Sets use the data itself for comparison and search within the set. However, in many applications, the data users want to search by may not be the same as the data they're interested in retrieving. For example, in a program for querying exam scores, students are often looked up by their ID number, but the outcome sought is their exam score. For such applications, sets are inadequate. To address this, LabVIEW provides another very similar data container to sets called "maps". Maps and sets share the same underlying mechanism, but maps accompany each searchable piece of data with additional data. Thus, in a map, each node contains a pair of data: one termed as "key", used for comparisons and searches; and the other as "value", holding extra information related to the "key". A map that only contains "keys" without "values" essentially functions as a set. Taking the example of an exam score query program, student IDs can serve as keys, with their exam scores as values. If the need arises to view multiple scores, an array or cluster can be employed as the value to encapsulate multiple exam score data.

Beyond querying data, maps can also serve to optimize the efficiency of programs in certain scenarios. The most typical case is when a function that is time-consuming to execute might be called frequently within a short period using the same input parameters. In such instances, a map can be created for this function, with input parameters as the "key" and function outputs as the "value". This way, when the function is called, if the result for the given input parameters is already stored in the map, there's no need for recalculation; the cached result can be directly retrieved from the map. This book has utilized such an approach for optimization in the Recursive Algorithms section, more specifically in: Recursion with Caching.

Sets and maps were introduced as features in LabVIEW 2019. Prior to this, LabVIEW typically utilized variant data types to fulfill the functionalities of maps. If programs are seen using variant data types for data querying, it's likely because they were developed on an older version of LabVIEW.

## Queue and Stack

Queues and stacks are two other extensively used data structures.

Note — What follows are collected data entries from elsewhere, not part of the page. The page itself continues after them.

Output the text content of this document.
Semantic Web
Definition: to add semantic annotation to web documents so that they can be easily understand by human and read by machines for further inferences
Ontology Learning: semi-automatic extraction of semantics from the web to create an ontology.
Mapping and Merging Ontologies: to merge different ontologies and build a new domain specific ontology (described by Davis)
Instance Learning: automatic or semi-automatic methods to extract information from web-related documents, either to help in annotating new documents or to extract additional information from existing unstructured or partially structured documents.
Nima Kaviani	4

Since this book has already thoroughly covered them in previous sections like Pass by Reference - Queue and State Machine, we will not reiterate those discussions here.

LabVIEW's queues are implemented using linked lists for data storage, hence the enqueueing and dequeueing operations have a time complexity of $O(1)$, which is highly efficient. In programs, if there is no requirement for random access within a collection of data and only the beginning or end of the data series needs to be accessed, opting for a queue over an array for data storage can significantly increase efficiency.